Competition policies cover a much broader set of instruments than competition law, and typically include all policies aimed at increasing the intensity of competition or rivalry in local and national markets by lowering entry barriers and opportunities for harmful coordination, to ensure that markets work effectively and serve the interests of all citizens. Competition law is only a subset of a nation's competition policies. Competition policies typically include pro-competition approaches to trade, investment, sectoral regulation, and consumer protection. The barriers to international or interregional trade, restrictions on Foreign Direct Investment (FDI) and technology transfers, restrictions on entry in regulated network utility industries, regulations affecting the registration of new enterprises and the taxation and corporate governance of existing enterprises, and rules on marketing practices all influence the extent of competitive pressures in markets and so are appropriate concerns of competition policies. In many countries, competition authorities have become the focal point for consultations and putting forward pro-competition viewpoints across a broad range of policy areas.

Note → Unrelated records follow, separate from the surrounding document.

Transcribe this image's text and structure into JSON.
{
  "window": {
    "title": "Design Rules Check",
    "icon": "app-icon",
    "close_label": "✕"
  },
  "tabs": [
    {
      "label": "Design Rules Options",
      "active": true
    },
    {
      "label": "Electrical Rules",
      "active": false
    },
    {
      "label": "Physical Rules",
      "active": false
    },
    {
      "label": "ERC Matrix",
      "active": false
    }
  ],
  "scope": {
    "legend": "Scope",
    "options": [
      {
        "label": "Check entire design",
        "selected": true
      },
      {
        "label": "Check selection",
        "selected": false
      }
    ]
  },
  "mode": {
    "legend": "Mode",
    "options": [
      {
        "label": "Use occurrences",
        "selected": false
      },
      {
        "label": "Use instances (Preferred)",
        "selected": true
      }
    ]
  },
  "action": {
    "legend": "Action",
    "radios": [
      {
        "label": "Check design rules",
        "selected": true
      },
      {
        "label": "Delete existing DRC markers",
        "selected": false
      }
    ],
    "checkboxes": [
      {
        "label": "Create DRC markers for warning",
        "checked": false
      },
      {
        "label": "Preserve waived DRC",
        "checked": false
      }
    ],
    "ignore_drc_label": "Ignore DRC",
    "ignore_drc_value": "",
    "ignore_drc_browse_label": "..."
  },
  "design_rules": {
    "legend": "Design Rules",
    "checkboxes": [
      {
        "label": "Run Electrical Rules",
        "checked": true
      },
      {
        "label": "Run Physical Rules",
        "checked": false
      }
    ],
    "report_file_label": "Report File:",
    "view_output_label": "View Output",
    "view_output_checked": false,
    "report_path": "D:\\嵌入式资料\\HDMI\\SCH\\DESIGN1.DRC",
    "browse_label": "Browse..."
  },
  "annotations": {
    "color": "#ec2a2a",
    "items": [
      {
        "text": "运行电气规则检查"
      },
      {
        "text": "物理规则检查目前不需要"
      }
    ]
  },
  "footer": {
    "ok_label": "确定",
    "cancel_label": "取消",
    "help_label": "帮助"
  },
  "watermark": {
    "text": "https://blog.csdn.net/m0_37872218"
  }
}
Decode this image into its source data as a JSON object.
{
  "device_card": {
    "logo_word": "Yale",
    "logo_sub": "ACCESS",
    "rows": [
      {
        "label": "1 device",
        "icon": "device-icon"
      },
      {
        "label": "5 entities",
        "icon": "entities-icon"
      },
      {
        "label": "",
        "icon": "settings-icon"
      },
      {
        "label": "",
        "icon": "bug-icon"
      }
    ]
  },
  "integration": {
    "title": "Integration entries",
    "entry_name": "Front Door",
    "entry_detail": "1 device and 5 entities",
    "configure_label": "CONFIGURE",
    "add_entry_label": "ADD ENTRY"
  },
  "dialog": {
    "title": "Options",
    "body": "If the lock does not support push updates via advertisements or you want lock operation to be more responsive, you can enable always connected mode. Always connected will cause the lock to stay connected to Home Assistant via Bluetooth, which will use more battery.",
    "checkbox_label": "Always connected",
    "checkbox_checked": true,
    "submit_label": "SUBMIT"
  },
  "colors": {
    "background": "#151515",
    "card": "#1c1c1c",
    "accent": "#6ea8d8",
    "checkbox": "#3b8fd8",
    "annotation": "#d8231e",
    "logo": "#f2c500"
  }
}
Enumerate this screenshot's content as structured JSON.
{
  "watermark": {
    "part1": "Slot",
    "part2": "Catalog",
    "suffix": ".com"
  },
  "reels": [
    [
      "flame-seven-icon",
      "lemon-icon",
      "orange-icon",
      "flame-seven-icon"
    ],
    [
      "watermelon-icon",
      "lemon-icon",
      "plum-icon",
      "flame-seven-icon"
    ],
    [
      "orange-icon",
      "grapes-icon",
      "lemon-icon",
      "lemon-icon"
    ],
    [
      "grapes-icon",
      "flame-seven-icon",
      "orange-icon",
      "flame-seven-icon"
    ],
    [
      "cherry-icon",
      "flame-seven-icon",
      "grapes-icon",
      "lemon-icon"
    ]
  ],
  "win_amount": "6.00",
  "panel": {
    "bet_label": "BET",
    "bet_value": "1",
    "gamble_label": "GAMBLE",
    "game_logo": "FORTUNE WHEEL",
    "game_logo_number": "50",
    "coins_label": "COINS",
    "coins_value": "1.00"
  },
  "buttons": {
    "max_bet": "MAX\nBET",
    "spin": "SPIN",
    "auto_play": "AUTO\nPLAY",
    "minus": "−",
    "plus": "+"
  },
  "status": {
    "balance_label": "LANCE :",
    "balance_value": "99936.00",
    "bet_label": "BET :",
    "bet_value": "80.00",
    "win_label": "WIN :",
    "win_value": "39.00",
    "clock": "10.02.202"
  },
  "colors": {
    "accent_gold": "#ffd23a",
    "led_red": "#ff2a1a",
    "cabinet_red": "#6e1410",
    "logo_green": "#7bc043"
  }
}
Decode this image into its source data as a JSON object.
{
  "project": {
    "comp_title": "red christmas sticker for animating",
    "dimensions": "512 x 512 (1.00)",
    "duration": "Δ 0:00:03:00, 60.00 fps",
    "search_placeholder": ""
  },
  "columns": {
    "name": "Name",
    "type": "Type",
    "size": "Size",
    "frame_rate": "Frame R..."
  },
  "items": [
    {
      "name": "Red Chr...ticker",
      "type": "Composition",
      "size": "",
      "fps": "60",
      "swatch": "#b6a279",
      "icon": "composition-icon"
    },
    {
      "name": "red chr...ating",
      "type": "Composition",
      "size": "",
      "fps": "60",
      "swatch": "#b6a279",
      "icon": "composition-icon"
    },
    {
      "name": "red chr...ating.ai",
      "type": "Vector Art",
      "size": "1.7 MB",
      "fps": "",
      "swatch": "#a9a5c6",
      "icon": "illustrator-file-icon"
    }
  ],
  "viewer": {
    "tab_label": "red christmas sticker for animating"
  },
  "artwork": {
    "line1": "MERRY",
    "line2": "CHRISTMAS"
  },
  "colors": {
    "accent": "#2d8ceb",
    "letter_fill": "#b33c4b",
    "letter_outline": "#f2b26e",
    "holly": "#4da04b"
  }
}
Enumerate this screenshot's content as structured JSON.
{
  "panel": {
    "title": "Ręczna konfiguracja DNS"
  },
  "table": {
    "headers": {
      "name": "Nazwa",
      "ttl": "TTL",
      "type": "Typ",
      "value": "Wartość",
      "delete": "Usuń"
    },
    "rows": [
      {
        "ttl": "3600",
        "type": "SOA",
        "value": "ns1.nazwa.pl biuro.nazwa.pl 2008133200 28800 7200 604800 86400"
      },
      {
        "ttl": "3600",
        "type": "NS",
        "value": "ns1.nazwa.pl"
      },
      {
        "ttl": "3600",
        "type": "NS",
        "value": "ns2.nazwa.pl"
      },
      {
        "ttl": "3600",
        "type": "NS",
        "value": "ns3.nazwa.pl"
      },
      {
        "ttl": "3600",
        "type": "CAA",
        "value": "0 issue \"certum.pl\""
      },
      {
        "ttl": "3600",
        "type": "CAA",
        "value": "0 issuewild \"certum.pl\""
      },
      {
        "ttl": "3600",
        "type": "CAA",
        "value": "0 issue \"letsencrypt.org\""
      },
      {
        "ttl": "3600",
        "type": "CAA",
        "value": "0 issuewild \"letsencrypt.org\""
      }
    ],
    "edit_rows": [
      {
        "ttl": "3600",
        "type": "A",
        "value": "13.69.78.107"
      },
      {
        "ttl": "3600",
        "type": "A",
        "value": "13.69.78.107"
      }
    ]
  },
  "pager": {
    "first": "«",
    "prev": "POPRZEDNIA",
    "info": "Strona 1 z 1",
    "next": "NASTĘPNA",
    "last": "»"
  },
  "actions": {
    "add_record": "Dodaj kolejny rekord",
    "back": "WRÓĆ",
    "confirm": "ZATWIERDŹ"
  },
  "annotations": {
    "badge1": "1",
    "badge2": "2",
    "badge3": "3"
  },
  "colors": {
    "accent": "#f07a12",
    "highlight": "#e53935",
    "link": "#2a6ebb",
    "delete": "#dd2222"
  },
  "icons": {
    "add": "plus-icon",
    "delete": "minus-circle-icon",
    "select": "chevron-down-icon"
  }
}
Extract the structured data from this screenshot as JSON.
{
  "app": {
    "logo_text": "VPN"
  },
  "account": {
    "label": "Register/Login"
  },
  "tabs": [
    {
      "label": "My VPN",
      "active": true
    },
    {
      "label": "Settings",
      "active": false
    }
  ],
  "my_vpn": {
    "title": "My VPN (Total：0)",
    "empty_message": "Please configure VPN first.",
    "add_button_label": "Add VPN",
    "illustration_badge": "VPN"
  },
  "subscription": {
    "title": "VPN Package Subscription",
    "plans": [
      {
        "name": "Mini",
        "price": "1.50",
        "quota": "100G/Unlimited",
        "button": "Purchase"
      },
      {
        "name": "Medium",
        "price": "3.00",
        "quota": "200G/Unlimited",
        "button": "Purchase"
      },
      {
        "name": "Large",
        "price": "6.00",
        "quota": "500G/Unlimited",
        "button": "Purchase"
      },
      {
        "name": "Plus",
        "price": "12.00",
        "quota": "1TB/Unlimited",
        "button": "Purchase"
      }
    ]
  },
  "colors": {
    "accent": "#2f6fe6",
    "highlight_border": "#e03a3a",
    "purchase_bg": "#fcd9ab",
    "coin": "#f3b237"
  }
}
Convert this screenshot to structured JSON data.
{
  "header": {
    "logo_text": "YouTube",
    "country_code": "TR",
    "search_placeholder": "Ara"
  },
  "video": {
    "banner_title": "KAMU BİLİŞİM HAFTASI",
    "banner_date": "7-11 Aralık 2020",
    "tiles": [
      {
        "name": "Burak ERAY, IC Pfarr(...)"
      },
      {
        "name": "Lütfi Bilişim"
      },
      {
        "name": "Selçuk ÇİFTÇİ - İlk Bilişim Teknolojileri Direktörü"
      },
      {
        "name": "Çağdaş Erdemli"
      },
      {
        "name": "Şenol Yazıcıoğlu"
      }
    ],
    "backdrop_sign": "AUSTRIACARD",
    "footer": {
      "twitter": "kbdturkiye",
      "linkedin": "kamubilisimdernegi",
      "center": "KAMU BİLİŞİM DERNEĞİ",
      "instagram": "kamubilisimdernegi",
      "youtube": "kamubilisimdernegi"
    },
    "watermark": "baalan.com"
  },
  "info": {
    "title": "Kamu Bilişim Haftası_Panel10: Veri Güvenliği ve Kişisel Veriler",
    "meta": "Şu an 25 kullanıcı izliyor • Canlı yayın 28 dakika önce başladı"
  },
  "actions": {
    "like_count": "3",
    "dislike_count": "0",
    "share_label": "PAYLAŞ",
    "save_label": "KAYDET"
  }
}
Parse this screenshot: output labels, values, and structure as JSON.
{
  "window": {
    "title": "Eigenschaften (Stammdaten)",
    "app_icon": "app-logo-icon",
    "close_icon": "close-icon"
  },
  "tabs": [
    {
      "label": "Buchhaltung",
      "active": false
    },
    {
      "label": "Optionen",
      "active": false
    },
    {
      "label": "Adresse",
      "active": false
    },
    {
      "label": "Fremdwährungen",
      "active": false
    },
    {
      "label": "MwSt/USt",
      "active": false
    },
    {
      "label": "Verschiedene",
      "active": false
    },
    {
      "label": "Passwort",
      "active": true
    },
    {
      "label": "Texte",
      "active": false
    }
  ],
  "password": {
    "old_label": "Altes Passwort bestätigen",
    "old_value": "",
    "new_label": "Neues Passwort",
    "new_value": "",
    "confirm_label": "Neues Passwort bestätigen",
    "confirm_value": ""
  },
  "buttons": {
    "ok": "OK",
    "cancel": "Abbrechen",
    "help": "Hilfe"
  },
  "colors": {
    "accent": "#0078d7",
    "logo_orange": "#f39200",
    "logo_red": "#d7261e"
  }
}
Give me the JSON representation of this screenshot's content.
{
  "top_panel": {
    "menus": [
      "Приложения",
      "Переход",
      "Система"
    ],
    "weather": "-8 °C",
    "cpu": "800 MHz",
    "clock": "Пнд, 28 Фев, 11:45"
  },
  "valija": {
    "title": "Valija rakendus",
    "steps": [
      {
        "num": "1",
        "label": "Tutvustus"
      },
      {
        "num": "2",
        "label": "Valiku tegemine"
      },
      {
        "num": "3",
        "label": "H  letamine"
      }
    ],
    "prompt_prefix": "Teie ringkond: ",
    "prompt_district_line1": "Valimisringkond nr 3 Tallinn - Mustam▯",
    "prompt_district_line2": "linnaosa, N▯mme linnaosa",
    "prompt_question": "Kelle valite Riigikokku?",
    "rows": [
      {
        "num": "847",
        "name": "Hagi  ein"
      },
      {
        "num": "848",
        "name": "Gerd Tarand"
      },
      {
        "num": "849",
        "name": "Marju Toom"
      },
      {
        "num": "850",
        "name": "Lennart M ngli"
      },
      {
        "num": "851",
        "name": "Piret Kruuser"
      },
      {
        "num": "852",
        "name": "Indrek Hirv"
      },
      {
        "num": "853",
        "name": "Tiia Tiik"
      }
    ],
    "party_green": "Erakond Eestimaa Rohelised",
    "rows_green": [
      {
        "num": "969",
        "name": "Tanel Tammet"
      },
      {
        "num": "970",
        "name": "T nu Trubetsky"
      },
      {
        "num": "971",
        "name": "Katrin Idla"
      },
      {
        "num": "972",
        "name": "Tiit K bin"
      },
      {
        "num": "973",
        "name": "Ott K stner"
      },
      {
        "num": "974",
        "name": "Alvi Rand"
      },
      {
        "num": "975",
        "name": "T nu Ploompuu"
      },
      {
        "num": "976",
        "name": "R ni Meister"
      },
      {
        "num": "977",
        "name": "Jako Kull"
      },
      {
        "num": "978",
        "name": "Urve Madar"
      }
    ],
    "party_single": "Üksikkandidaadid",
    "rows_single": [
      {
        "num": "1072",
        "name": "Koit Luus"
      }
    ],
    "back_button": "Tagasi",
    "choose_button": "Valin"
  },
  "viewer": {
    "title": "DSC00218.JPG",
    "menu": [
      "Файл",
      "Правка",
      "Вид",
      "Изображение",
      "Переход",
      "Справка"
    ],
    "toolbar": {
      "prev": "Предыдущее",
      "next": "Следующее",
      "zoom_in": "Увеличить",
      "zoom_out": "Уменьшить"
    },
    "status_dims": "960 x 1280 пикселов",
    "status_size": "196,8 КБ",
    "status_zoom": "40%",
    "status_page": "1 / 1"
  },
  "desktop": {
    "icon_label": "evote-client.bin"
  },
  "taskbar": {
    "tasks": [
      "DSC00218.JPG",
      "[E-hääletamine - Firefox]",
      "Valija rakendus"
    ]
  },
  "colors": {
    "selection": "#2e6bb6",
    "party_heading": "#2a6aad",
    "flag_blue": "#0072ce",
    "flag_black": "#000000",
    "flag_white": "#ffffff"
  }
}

Asian Development Bank in “During economic transition or reforms”, observed that “the benefits of an open market economy cannot be fully realized unless restrictions on competition are removed. Opening markets is not enough by itself for countries to begin reaping the benefits of competition; firms will still find incentives to engage in anti-competitive practices. Thus, the intended benefits of trade reforms may not be realized without active enforcement of competition law. This highlights the importance of having faith in the benefits of competition from an early stage of economic growth and of incorporating competition policy into the broader economic policy framework.” Prof. Paul Geroski, former Chairman, Competition Commission of the United Kingdom observed that “Competition policy is about ensuring that markets are, and remain, competitive. This brings benefits to consumers eventually in all the ways. However, eliminating anti-competitive practices and dismantling monopoly positions that lead to abuses also benefit firms whose business suffers from these practices and abuses. It is worth emphasizing that many of the benefits that emanate from proper application of competition policy are felt in the first instance by firms. This is important for those who seem to think of competition policy as an added and unnecessary burden on business. Competition policy is sometimes a burden on business, but only on those businesses that try to unfairly disadvantage their rivals in ways that reduce their competitive abilities or incentives to compete vigorously”.